The commander of United Nations monitors seeking to gain access to the site of a reported mass killing in central Syria said on Thursday that his forces were being blocked by army checkpoints and civilians in a standoff that seemed to mirror a looming diplomatic stalemate over the crisis.Assad continues to claim that the reports are baseless all while blaming this and other mass casualty incidents on the rebel groups.
If verified, the massacre, reported on Wednesday, would be the fourth in less than two weeks, threatening to inject a new surge of angry momentum into the growing international effort to isolate President Bashar al-Assad and remove him from power.
But efforts to establish what happened in the village of Qubeir, the site of the reported mass killing, suffered a severe setback on Thursday as United Nations monitors were “being stopped at Syrian army checkpoints and in some cases turned back,” according to Gen. Robert Mood, the head of the observer team, in a statement issued by the United Nations office in Geneva.
“Some of our patrols are being stopped by civilians in the area,” the statement said, an apparent reference to armed militiamen controlled by the government and known as shabiha.
General Mood also said that, while United Nations observers were still trying to gain access, “we are receiving information from residents of the area that the safety of our observers is at risk” if they seek to enter the village.
The developments on the ground echoed a deepening standoff in international diplomacy, suggesting that hitherto intractable differences over the crisis were likely to endure or worsen.
As with the Houla massacre, it appears that the Hama massacre involved multiple executions with knives and close weapons. Many of those killed appeared to be from a single extended family.
Assad continues playing by the Hama rules - conducting massacres and brutal crackdowns in drips and drabs rather than one fell swoop. In the process, he doesn't completely piss off his patrons in China, Russia and Iran who continue backing his regime and thwarting more serious action at the United Nations.

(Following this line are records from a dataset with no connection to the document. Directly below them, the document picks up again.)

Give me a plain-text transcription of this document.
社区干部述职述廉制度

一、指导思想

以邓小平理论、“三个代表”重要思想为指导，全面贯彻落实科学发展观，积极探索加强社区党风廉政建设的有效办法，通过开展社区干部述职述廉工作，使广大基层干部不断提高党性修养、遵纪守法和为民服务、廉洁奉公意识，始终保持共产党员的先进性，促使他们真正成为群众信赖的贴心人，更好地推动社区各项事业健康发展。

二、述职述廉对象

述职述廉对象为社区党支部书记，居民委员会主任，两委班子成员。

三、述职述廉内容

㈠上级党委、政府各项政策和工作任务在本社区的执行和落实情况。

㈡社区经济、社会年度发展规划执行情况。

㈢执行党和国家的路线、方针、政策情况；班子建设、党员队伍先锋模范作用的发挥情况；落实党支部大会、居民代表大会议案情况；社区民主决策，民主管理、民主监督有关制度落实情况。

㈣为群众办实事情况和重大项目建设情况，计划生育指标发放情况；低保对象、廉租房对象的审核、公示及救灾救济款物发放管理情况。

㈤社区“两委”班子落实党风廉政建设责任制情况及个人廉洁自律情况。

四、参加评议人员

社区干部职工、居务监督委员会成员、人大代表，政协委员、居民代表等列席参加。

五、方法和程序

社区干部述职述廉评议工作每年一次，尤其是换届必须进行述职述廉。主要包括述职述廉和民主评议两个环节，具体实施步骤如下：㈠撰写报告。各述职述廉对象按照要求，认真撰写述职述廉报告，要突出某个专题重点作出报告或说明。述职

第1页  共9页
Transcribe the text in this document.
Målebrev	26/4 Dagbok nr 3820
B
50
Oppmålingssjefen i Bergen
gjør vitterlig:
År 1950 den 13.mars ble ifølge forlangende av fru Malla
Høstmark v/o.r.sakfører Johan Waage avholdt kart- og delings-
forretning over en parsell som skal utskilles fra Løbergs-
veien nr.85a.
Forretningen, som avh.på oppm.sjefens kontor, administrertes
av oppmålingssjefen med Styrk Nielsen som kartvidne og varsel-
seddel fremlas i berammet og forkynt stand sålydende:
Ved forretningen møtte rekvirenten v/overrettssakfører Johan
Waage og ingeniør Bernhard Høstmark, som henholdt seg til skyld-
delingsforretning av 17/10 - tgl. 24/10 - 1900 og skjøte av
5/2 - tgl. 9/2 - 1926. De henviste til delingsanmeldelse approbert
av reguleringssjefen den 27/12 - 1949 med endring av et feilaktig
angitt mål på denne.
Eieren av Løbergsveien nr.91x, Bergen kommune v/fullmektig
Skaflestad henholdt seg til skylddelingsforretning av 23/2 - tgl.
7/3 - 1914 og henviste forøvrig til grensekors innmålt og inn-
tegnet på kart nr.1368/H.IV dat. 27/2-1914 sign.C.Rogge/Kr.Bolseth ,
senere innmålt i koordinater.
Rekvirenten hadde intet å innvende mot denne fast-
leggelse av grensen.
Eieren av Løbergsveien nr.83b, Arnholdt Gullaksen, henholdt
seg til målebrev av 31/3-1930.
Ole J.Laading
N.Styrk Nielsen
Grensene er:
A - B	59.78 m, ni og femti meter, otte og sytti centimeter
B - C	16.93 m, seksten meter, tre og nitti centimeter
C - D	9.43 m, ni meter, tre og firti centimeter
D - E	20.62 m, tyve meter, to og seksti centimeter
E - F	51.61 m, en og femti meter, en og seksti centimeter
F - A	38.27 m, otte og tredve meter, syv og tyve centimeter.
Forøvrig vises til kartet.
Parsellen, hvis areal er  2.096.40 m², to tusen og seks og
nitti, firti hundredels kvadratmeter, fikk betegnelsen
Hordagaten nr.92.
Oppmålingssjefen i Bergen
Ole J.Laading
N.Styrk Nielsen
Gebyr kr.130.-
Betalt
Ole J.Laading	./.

However, the body count is piling up and it is an inescapable conclusion that Assad must go - and the rebel forces will need more than just talk to make that happen.
US Secretary of State Hillary Clinton has called on Assad to go, but unless the US backs those words with military power and/or assistance to the rebel groups, that's all it will be - talk.
UPDATE:
UN observers were shot at while trying to reach the scene of the latest massacre in the Hama province. They don't have the authority or ability to fight (let alone defend themselves) and aren't peacekeepers, so they're in the worst kind of position imaginable. They can only bear witness to the atrocities committed by Assad and his goons, as well as those carried out by the rebel forces.
There's no way to know who fired on the observers, but expect Assad to blame the rebels for this attack, even though the rebels have every reason to want the UN to see this if Assad's forces were behind the massacre. But then, Assad blames all the casualties on the rebel forces, even though there's little evidence that the rebels have the kinds of artillery needed to open fire at a distance (as reported in each of these massacres), when militias then finish the task with execution style murders.